Or, c’est exactement ce que l’on rencontre dans les documents officiels précités, dont mentions ci-annexées à titre d’illustration, et pour ce faire, il s’est agi de prétendre qu’une « psychothérapie analytique » ou « thérapie psychanalytique » serait distincte de la psychanalyse, et que l’on pourrait soumettre ce sous-produit isolé comme tel à ce qui serait la « logique médicale de la science ». Mais, ce faisant, les « intéressés » ne savent pas définir autrement une telle thérapie que par des moyens de théorie et doctrine tirés de celles de la psychanalyse, les seuls « faits » au soutien de telles prétentions étant la position « assise en face-à-face », tandis que « la psychanalyse » serait caractérisée elle-même par une autre position, celle couchée sur un divan. On trouve aussi des critères de fréquence et de « durée » des séances, mais qui ne décrivent non plus strictement rien de spécifique à la psychanalyse ou de relatif à la psychanalyse.

Ainsi, des experts et agents médicaux, au nom de « la science médicale », érigent ou prétendent « reconnaître » une « thérapie » sur de pures doctrines et théories, avec pour seul faits dérisoires une « position assise » et des fréquences et durée de séances. Ce faisant, ces experts violent leurs propres critères prétendus « scientifiques », qui en tant que médicaux ne reposent pas, ou oserait-on dire pas seulement, sur des doctrines et théories. Ensuite, le procédé qui consiste à détacher de la psychanalyse une « thérapie », sur les seuls critères matériels précités, est fallacieux. La psychanalyse comporte des effets thérapeutiques, cependant on ne peut dire que la psychanalyse consiste en une psychothérapie. Sous prétexte que la psychanalyse ne se résout pas dans la notion de « thérapie », pour pouvoir discuter entre eux de psychanalyse ces experts et agents médicaux prétendent arracher à la pratique de psychanalyse ce qu’elle comporte de thérapie, pour en faire un objet qu’ils examinent. Mais comme il vient d’être dit, ils ne sont capables de « définir » cette thérapie qu’en termes de théories ou doctrines, et non en termes de fait  hormis ceux dérisoires et non spécifiques précités.
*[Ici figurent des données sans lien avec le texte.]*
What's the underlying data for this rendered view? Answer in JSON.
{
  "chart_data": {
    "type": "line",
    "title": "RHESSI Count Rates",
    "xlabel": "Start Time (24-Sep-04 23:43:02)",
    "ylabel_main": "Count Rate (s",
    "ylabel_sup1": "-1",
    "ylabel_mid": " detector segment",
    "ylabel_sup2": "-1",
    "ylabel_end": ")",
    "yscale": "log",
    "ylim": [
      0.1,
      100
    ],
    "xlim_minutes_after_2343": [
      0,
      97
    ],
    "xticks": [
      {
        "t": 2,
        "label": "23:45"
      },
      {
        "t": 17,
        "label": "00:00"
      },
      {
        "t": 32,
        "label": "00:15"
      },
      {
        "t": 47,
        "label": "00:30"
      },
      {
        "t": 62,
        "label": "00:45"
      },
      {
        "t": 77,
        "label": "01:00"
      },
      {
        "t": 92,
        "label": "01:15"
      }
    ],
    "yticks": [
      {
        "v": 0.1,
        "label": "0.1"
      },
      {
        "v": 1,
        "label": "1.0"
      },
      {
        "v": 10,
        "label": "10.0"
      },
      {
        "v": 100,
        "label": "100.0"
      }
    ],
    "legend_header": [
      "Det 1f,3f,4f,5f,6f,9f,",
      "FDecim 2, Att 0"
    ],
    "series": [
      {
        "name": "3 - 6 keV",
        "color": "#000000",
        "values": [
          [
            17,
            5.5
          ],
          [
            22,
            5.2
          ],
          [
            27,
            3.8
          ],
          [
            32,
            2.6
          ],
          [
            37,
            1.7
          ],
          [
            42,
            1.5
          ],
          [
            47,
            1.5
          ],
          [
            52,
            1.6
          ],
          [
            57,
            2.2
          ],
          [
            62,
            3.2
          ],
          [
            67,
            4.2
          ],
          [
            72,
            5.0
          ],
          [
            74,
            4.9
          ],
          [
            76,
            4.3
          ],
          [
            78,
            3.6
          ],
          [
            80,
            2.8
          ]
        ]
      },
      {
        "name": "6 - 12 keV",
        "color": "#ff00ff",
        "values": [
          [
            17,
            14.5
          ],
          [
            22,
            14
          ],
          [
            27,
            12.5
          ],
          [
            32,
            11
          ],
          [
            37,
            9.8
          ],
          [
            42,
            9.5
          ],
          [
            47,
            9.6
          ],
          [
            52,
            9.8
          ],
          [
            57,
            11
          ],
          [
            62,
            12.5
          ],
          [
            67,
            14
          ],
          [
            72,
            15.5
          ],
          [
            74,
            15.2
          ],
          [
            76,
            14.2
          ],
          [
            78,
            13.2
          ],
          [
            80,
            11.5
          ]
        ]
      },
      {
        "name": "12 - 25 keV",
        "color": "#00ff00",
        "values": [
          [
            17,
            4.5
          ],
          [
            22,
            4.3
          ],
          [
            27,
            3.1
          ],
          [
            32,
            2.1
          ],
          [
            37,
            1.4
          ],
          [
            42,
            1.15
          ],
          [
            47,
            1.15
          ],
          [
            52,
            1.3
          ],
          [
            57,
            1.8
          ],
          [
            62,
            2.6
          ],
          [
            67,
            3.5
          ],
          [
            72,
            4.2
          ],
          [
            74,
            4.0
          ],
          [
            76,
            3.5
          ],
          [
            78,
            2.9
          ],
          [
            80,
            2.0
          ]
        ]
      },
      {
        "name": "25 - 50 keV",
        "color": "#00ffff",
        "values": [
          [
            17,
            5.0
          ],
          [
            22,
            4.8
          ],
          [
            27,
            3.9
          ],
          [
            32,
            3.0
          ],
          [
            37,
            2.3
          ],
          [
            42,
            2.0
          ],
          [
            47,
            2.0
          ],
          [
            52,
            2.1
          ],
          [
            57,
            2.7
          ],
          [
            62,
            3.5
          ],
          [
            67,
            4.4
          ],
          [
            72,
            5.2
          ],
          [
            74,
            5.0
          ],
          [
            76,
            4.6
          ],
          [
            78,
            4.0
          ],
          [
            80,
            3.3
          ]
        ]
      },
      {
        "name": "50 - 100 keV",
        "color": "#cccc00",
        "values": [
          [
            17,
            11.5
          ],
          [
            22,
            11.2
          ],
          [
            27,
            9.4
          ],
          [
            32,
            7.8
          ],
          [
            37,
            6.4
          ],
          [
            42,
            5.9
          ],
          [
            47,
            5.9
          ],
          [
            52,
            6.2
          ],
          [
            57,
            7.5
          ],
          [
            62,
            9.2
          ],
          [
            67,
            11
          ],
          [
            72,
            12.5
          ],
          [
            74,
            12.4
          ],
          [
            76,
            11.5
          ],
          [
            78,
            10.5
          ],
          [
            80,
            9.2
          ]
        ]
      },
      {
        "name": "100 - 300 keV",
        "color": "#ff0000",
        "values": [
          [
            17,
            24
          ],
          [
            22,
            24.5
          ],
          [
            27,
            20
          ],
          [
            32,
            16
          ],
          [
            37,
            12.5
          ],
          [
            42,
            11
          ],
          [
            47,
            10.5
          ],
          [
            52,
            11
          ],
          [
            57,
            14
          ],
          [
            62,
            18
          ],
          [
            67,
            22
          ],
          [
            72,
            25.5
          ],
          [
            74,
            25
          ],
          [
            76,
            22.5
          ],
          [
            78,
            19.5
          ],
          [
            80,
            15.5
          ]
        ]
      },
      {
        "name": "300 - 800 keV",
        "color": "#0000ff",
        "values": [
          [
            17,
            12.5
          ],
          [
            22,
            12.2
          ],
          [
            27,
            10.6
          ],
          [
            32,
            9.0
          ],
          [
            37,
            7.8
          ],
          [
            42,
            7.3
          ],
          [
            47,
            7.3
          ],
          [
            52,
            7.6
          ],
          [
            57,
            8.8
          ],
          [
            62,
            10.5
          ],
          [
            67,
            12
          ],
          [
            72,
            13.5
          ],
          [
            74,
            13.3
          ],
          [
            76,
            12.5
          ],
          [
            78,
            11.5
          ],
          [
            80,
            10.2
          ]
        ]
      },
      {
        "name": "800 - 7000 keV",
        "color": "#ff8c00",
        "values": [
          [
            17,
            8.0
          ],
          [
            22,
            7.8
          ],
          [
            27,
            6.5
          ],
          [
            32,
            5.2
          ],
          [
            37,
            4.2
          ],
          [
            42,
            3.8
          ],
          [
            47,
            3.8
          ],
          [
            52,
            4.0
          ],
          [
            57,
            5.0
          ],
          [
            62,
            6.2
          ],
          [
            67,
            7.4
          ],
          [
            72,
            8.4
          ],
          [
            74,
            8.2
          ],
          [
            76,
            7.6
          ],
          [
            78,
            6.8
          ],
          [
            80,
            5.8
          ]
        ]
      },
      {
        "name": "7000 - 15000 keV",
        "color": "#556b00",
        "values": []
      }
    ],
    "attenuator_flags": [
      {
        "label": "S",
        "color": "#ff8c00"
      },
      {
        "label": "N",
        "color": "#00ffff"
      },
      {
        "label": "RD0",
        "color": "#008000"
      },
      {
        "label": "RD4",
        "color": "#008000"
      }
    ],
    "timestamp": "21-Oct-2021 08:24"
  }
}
Ce faisant, ces experts passent à côté de ce qui constitue la spécificité  et non pas, et en aucun cas l’« exception »  de psychanalyse : l’incitation à la libre association des paroles, avec but de parvenir à celle-ci. Ces experts en viennent donc insensiblement, en traitant de « psychothérapie analytique », à prétendre examiner « scientifiquement » (à un sens « médical » du terme) l’« objet » de libre association des paroles. Non seulement ceci est incohérent par artefact de tierce observation, mais encore ceci comporte ipso facto la violation du secret des « confidences », parfois en éthique qualifié d’« intimité », des patients-analysants, ce secret étant redoublé par la nature même de « l’incitation à la libre association des paroles ». Or, il n’existe pas d’autre fait que ladite incitation à la libre association des paroles, qui puisse être constaté, qui soit entièrement spécifique à la psychanalyse, et en tant que l’activité de « conseil » est étrangère à celle-ci. Ce qui constitue encore moins une « exception », mais le cas-type le plus caractéristique du secret professionnel le plus rigoureux, plus encore que le « secret médical » car bien entendu dénué des dispenses légales et bien plus, obligations légales impératives de dénonciation dont est assorti le secret médical (Rapport adopté lors de la session du Conseil national de l’Ordre des médecins du 28 janvier 2000, Docteur Aline Marcelli, « Relations entre le secret médical et les secrets professionnels » ; Rapport adopté lors de la session du Conseil national de l’Ordre des médecins, février 2001, Dr. Jean Pouillard, « Le médecin auxiliaire de la justice » ; Rapport de la Commission nationale permanente adopté lors des Assises du Conseil national de l’Ordre des médecins du 19 juin 2004, Dr Jacques Lucas (rapporteur), Drs Monique Carton, Patrick Bouet, Gérard Grillet, Jean Toulouse, « La déontologie médicale et son environnement juridique »).

L’expertise collective de l’Inserm précitée, tableau p. 483, s’avère cependant remarquable en ce qu’elle identifie clairement le critère précité de fait essentiel à la psychanalyse, qui différencie celle-ci de toutes autres pratiques thérapeutiques ou non, et permet de caractériser la psychanalyse par rapport à d’autres pratiques : le fait de libre association des paroles par les analysants, et en ce que celle-ci est incitée par le psychanalyste.

Pour autant, on voit mal l’intérêt de laisser qualifier la psychanalyse, et les composantes psychothérapeutiques qu’indissolublement elle présente, d’« exception », car c’est uniquement dans un esprit d’hégémonie d’autres disciplines que, dans celles-ci, l’on qualifie d’exception, à un sens péjoratif du terme et pour la stigmatiser, la science d’autres disciplines, et qu’il s’agisse même de science de disputation. De cette même façon que l’on voit mal l’intérêt de qualifier d’« exception » ce qu’en droit l’on qualifie de « science ». L’on atteindrait là l’absurde, que ce soit à propos du droit ou d’autres disciplines qui ne répondent en rien à la conception de « leur science » par des experts et agents médicaux.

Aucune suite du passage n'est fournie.